Faszinierendes, berührendes Porträt - einmal anders! Super!

Voller Stern Voller Stern Voller Stern Voller Stern Voller Stern
naibenak Avatar

Von

Dass ich mal eine Biografie von vorn bis hinten durchlese, ist ein gutes Zeichen ;-) Oftmals bleibe ich irgendwo in der Mitte hängen und habe dann doch keine rechte Lust mehr… Aber hier ist es anders. Vielleicht liegt es an der besonderen Form: Florian Zinnecker hat Igor Levit mehrere Monate begleitet. Er hat über ihn geschrieben und ihn auch oft selbst reden lassen (Igor redet gern und viel). Dadurch gibt es in diesem Buch zwei Erzählperspektiven. Das macht es frisch und abwechslungsreich. Hinzu kommt, dass die Entstehung dieses Porträts mitten in die Corona-Pandemie-Zeit hineingeschlittert ist. Das Gefühl der plötzlichen Ohnmacht und Unsicherheit, das sich in der Bevölkerung breit gemacht hat, kam auch hier direkt und knallhart aufs Tapet.

Aber mal von vorn:

Igor Levit ist Sohn einer Musikerin und geboren in Russland. 1995 -acht Jahre nach seiner Geburt-siedelt die Familie nach Hannover über. Bereits damals ist Igor ein kleines Musikgenie und soll in Hannover bestmögliche Chancen für seinen weiteren Weg bekommen. Diese nutzt er in vollem Umfang und entwickelt sich unter der Anleitung seiner Mutter sowie verschiedener namhafter Lehrer zu einem der besten Pianisten weltweit. Aber der Erfolg bleibt ein bisschen auf der Strecke. Nicht zuletzt, weil Igor Levit auch aneckt. Er ist ein Mensch, der aus den konservativen Klassik-/Vermarktungsschiene ausbrechen will und muss. Er ist ein Mensch, der offen Position zu (politischen) Themen bezieht, die ihm auf der Seele brennen, gern auch mal vor Konzerten mit einigen Worten an sein Publikum. Dies bringt ihm allerdings auch Kritik bis hin zu Morddrohungen ein.

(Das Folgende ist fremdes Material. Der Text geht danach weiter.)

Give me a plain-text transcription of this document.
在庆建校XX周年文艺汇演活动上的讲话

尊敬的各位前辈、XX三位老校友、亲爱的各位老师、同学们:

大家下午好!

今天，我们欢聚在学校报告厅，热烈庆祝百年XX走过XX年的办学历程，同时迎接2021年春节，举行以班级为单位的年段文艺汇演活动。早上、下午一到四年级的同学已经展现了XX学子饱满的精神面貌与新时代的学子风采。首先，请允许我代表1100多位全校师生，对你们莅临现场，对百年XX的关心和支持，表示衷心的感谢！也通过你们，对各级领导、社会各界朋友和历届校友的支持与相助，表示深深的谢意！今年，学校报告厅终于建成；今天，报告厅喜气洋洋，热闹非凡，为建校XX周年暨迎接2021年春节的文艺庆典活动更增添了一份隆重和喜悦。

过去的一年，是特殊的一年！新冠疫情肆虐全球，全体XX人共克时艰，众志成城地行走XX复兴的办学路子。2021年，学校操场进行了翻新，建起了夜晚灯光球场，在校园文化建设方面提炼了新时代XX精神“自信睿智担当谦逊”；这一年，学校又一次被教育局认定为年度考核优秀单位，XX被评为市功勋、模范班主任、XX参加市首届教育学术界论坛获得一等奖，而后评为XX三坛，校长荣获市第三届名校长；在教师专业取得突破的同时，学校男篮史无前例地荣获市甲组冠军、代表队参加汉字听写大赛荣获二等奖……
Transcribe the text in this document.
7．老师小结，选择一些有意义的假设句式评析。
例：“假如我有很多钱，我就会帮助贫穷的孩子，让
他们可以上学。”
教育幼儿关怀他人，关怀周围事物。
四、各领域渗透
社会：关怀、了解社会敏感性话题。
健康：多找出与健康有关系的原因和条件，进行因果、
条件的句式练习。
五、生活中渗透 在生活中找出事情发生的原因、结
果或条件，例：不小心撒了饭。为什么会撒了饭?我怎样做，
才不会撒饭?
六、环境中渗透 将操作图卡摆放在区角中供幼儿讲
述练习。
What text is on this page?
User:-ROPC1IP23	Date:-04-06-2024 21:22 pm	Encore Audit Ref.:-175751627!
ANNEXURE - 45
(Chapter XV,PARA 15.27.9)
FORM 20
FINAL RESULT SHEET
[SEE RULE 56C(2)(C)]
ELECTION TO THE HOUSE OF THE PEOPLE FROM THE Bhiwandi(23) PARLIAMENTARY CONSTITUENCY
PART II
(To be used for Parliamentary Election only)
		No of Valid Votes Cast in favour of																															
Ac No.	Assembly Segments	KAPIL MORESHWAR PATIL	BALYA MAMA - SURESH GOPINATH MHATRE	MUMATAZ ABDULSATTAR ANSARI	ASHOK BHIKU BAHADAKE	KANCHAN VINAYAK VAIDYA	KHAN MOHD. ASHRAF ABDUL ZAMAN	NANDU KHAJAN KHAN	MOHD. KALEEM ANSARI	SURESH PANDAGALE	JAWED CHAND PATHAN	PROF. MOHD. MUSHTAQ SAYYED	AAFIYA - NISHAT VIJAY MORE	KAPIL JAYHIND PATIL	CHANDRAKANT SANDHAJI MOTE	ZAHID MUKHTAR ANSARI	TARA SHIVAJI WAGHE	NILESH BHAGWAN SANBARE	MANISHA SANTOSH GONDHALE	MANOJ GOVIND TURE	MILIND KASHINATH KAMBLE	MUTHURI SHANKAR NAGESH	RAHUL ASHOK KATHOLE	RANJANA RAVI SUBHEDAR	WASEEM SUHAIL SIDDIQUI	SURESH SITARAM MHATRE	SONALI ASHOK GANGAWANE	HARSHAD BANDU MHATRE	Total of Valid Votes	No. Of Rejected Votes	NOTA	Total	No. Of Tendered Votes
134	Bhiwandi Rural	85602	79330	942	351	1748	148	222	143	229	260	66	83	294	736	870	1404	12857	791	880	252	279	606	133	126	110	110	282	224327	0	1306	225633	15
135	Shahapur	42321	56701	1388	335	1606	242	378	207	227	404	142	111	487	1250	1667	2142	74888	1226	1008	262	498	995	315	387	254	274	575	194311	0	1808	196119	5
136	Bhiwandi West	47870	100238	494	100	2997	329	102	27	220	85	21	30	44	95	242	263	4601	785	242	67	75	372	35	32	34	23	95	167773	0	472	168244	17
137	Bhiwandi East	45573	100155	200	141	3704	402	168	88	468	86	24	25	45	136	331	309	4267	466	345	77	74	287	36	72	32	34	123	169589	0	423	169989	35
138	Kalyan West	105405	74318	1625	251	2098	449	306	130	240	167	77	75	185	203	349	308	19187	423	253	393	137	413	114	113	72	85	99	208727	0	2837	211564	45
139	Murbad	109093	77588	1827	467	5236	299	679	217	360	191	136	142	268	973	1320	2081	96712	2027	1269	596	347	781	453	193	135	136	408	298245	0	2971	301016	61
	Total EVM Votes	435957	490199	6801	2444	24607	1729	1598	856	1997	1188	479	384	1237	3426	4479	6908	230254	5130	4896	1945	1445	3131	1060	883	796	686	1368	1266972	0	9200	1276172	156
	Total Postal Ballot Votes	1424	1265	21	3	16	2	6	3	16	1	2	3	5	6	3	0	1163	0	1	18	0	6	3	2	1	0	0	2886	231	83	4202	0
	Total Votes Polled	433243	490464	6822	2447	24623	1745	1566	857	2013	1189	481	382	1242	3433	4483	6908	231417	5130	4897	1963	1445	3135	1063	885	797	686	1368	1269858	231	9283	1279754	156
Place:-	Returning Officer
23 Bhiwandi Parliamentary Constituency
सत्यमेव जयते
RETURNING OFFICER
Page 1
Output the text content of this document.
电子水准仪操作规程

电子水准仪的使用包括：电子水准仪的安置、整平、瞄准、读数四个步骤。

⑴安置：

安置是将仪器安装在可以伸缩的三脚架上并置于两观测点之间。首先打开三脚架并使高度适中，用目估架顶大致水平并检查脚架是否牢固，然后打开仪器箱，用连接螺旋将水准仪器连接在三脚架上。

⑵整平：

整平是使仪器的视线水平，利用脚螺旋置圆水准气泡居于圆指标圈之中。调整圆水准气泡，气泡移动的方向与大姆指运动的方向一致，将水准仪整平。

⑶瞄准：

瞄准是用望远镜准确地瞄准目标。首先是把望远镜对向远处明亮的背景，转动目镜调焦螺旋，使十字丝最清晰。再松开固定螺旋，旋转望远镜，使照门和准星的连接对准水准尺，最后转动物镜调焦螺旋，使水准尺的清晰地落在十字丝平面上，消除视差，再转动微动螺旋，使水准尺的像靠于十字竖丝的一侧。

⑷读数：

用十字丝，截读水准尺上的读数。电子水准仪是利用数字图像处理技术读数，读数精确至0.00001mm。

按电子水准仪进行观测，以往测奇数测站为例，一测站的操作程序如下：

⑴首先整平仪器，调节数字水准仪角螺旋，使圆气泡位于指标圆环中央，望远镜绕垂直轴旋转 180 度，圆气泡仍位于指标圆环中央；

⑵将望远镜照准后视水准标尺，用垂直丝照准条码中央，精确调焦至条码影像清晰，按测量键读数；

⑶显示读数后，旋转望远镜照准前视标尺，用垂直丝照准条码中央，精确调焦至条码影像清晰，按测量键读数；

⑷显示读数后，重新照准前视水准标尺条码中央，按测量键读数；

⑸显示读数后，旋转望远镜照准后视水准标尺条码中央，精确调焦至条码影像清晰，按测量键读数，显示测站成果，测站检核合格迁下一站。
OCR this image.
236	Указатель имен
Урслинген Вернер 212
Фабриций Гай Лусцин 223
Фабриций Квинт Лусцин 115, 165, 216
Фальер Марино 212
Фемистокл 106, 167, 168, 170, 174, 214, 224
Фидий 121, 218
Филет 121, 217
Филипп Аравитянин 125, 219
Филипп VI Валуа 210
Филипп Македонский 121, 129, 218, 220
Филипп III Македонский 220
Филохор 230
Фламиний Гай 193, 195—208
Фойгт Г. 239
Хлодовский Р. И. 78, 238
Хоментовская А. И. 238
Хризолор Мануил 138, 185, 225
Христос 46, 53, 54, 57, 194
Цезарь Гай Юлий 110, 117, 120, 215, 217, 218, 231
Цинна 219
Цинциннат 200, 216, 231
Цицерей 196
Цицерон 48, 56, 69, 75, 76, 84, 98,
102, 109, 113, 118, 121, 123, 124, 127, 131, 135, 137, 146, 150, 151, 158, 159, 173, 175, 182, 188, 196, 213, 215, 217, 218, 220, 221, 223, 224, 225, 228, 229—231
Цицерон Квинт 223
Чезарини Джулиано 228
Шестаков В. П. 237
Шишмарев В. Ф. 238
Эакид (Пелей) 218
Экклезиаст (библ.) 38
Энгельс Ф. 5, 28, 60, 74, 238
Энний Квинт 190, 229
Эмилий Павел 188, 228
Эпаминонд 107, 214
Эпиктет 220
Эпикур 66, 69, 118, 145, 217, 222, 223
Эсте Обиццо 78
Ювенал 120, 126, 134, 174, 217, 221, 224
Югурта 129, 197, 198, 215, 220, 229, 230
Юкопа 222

Igor Levit ist sehr emotional, ehrgeizig, rastlos und lebt förmlich in seiner Klaviermusik. Umso dramatischer ist es, als ihm diese – seine – Arbeit wegen Corona von heute auf morgen unter den Füßen weggezogen wird. Seine Welt bricht zusammen. Er braucht Zuhörer für seine Musik und sucht sich ein anderes Publikum - er streamt spontan ab sofort Hauskonzerte aus seinem Wohnzimmer über Twitter…

Mir hat der respektvolle, warmherzige Ton in diesem Porträt gefallen – ich bin oftmals sehr gefangen gewesen in den Beschreibungen über die Art und Weise, wie Levit musiziert. Auch hat mich der musikalische Werdegang fasziniert, die verschiedenen Lehrer mit ihren Tücken (Neid und Missgunst inklusive innerhalb der Lehrerschaft) – vieles erinnert mich an meine Jugend, in der auch ich eine klassische Klavierausbildung absolviert habe.

Mit all diesem Hintergrundwissen zur Person Igor Levit habe ich nun große Lust ihn bald einmal (wieder) live zu erleben. Ich werde ihm mit anderen Ohren lauschen – so viel ist gewiss.

Danke an Florian Zinnecker für dieses „andere“ Porträt eines Ausnahmekünstlers. Es hat großen Spaß gemacht, fasziniert, auch aufgerüttelt und oftmals sehr berührt!